3. Review evidence of implementation, including logs, certificates of destruction, or other documentation that confirms proper disposal of decommissioned media.

4. Assess whether disposal procedures address special handling requirements for high-capacity storage systems commonly used in AI workloads.

5. Verify that contracts with any third-party disposal services include appropriate security requirements and that certificates of destruction are obtained.

6. Examine staff training records on secure disposal procedures and confirm that personnel responsible for media handling have appropriate knowledge.

Standards mappings

ISO 42001Partial Gap
42001: A.4.3 Data Resources
42001: A.2.3 Alignment with other organizational policies
27001: A.7.10 - Storage media
27001: A.7.14 - Secure disposal or re-use of equipment
27001: A.8.10 - Information deletion
27002: 7.10 Secure reuse or disposal
27002: 7.14 - Secure disposal or re-use of equipment
27002: 8.10 - Information deletion
Addendum

ISO 42001 should cover 'ensuring data is not recoverable' the provision of the DSP-02 control.

EU AI ActPartial Gap
Article 10
Article 18
Addendum

Industry accepted methods specification for secure disposal.

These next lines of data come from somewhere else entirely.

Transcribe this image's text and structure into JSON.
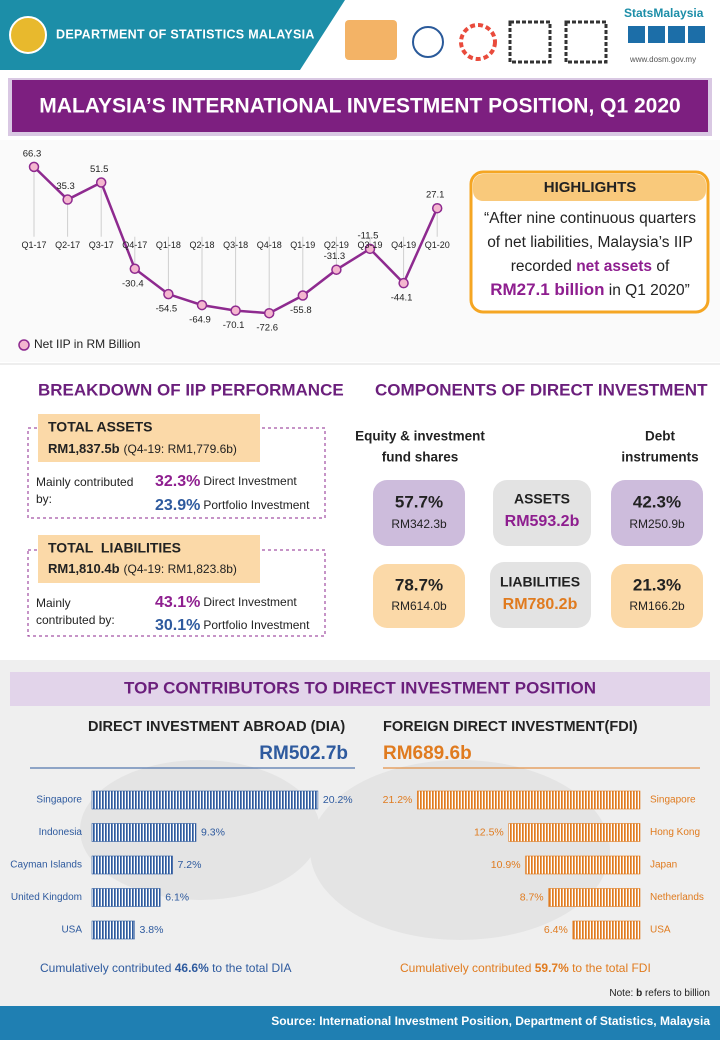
{
  "header": {
    "organization": "DEPARTMENT OF STATISTICS MALAYSIA",
    "brand": "StatsMalaysia",
    "website": "www.dosm.gov.my"
  },
  "title": "MALAYSIA’S INTERNATIONAL INVESTMENT POSITION, Q1 2020",
  "highlights": {
    "heading": "HIGHLIGHTS",
    "lines": [
      [
        "“After nine continuous quarters"
      ],
      [
        "of net liabilities, Malaysia’s IIP"
      ],
      [
        "recorded ",
        "net assets",
        " of"
      ],
      [
        "RM27.1 billion",
        " in Q1 2020”"
      ]
    ]
  },
  "breakdown": {
    "title": "BREAKDOWN OF IIP PERFORMANCE",
    "assets": {
      "label": "TOTAL ASSETS",
      "amount": "RM1,837.5b",
      "previous": "(Q4-19: RM1,779.6b)",
      "contributed_by": [
        "Mainly contributed",
        "by:"
      ],
      "items": [
        {
          "share": "32.3%",
          "name": "Direct Investment"
        },
        {
          "share": "23.9%",
          "name": "Portfolio Investment"
        }
      ]
    },
    "liabilities": {
      "label": "TOTAL  LIABILITIES",
      "amount": "RM1,810.4b",
      "previous": "(Q4-19: RM1,823.8b)",
      "contributed_by": [
        "Mainly",
        "contributed by:"
      ],
      "items": [
        {
          "share": "43.1%",
          "name": "Direct Investment"
        },
        {
          "share": "30.1%",
          "name": "Portfolio Investment"
        }
      ]
    }
  },
  "components": {
    "title": "COMPONENTS OF DIRECT INVESTMENT",
    "equity_heading": [
      "Equity & investment",
      "fund shares"
    ],
    "debt_heading": [
      "Debt",
      "instruments"
    ],
    "rows": [
      {
        "label": "ASSETS",
        "total": "RM593.2b",
        "equity_share": "57.7%",
        "equity_amount": "RM342.3b",
        "debt_share": "42.3%",
        "debt_amount": "RM250.9b"
      },
      {
        "label": "LIABILITIES",
        "total": "RM780.2b",
        "equity_share": "78.7%",
        "equity_amount": "RM614.0b",
        "debt_share": "21.3%",
        "debt_amount": "RM166.2b"
      }
    ]
  },
  "contributors": {
    "title": "TOP CONTRIBUTORS TO DIRECT INVESTMENT POSITION",
    "dia_note": [
      "Cumulatively contributed ",
      "46.6%",
      " to the total DIA"
    ],
    "fdi_note": [
      "Cumulatively contributed ",
      "59.7%",
      " to the total FDI"
    ]
  },
  "note": [
    "Note: ",
    "b",
    " refers to billion"
  ],
  "source": "Source: International Investment Position, Department of Statistics, Malaysia",
  "chart_data": [
    {
      "type": "line",
      "categories": [
        "Q1-17",
        "Q2-17",
        "Q3-17",
        "Q4-17",
        "Q1-18",
        "Q2-18",
        "Q3-18",
        "Q4-18",
        "Q1-19",
        "Q2-19",
        "Q3-19",
        "Q4-19",
        "Q1-20"
      ],
      "series": [
        {
          "name": "Net IIP in RM Billion",
          "color": "#8e2a8f",
          "values": [
            66.3,
            35.3,
            51.5,
            -30.4,
            -54.5,
            -64.9,
            -70.1,
            -72.6,
            -55.8,
            -31.3,
            -11.5,
            -44.1,
            27.1
          ]
        }
      ],
      "ylim": [
        -80,
        70
      ]
    },
    {
      "type": "bar",
      "title": "DIRECT INVESTMENT ABROAD (DIA)",
      "subtitle": "RM502.7b",
      "categories": [
        "Singapore",
        "Indonesia",
        "Cayman Islands",
        "United Kingdom",
        "USA"
      ],
      "values": [
        20.2,
        9.3,
        7.2,
        6.1,
        3.8
      ],
      "value_labels": [
        "20.2%",
        "9.3%",
        "7.2%",
        "6.1%",
        "3.8%"
      ],
      "color": "#2e5a9e",
      "xlim": [
        0,
        22
      ]
    },
    {
      "type": "bar",
      "title": "FOREIGN DIRECT INVESTMENT(FDI)",
      "subtitle": "RM689.6b",
      "categories": [
        "Singapore",
        "Hong Kong",
        "Japan",
        "Netherlands",
        "USA"
      ],
      "values": [
        21.2,
        12.5,
        10.9,
        8.7,
        6.4
      ],
      "value_labels": [
        "21.2%",
        "12.5%",
        "10.9%",
        "8.7%",
        "6.4%"
      ],
      "color": "#e07b1f",
      "xlim": [
        0,
        22
      ]
    }
  ]
}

Article 18 covers documentation keeping but lacks specific secure disposal requirements.

NIST AI 600-1Partial Gap
GV-1.7-002
Addendum

NIST AI 600-1 does not mention the DSP-02 topic of "data is not recoverable by any forensic means."

BSI AIC4No Gap
PI-03
Addendum

N/A

AI-CAIQ questions (1)

DSP-02.1

Are industry-accepted methods applied for securely disposing of data from storage media so that it is not recoverable by any forensic means?